Maurice de Vlaminck

Ciclista, violinista y maestro de violín, actor y escritor, Maurice de Vlaminck, quien ha tomado algunas lecciones de dibujo hacia 1895, se entrega a la pintura en 1900, cuando comparte un taller con André Derain. La exposición de obras de van Gogh, de 1901, lo deslumbra, y abandona entonces su manera impresionista. Participa del breve y gozoso reinado del Fauvismo (1905-07), junto con Derain, Van Dongen, Braque y Dufy, entre otros, a quienes lidera Henri Matisse. Sin embargo, hacia 1908, empieza a pintar según los postulados de Cézanne, cuya muestra conmemorativa de 1907 le ha descubierto nuevos horizontes.
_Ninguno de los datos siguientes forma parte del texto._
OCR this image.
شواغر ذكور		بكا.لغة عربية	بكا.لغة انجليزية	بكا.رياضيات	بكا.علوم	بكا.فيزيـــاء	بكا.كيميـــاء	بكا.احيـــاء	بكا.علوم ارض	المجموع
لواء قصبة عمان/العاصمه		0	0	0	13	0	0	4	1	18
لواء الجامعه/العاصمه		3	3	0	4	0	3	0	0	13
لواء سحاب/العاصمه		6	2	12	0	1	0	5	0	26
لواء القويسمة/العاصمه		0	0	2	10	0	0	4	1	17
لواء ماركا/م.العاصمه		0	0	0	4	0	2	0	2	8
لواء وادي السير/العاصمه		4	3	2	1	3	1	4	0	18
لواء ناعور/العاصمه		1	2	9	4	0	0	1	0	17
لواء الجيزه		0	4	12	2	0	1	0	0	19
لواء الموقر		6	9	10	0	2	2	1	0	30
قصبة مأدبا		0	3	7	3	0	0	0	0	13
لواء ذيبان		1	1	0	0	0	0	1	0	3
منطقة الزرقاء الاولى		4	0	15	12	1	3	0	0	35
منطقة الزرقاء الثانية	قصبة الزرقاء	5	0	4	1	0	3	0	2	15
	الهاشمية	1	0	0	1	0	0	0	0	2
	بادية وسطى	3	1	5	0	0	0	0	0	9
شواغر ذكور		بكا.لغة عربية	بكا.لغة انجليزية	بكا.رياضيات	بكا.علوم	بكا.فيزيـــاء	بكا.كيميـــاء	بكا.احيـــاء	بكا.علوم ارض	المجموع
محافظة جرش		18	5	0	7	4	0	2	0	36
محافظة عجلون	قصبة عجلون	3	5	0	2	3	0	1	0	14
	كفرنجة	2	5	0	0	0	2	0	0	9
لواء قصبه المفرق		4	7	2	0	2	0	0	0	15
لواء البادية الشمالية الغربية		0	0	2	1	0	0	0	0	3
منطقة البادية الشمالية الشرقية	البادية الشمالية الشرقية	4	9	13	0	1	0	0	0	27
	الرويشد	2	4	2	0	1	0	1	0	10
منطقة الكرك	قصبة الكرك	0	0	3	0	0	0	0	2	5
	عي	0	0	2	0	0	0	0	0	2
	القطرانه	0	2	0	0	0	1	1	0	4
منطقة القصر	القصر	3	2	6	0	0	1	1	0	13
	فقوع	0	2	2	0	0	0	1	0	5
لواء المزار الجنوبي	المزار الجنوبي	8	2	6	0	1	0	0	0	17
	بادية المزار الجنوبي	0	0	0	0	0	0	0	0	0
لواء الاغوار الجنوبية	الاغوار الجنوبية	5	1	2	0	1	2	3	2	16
Deja de lado el color puro, otorga solidez a los volúmenes, encierra las masas en contornos geométricos. Pero alrededor de 1915, Vlaminck se vuelca a una pintura expresionista de tonos sombríos y formas sumarias, camino que ha de llevarlo más tarde a una figuración realista. Esta obra de Maurice de Vlaminck, Place de la Mairie ("Plaza de la Alcaldía") pertenece a la etapa en que el artista ha sustituido su manera cézanneana por una suerte de expresionismo atemperado. Emplea entonces una paleta oscura de tonos agrisados, iluminada por pinceladas blancas, tan opuesta a las estridencias cromáticas de su período fauvista y al colorismo sosegado del ciclo posterior. Conserva, sin embargo, los resabios de su ímpetu gestual, como manifestación de subjetividad, que se observa en la ancha pincelada y en la carga matérica, reveladora de su rescate de lo pictórico. La clara definición espacial, lograda mediante la utilización de la perspectiva, y con el edificio municipal en primer plano, otorga a la tela su fuerza artística. La melancolía pueblerina de esta escena (Vlaminck vivió desde 1920 en localidades del interior) es quebrada por la bandera de la Alcaldía.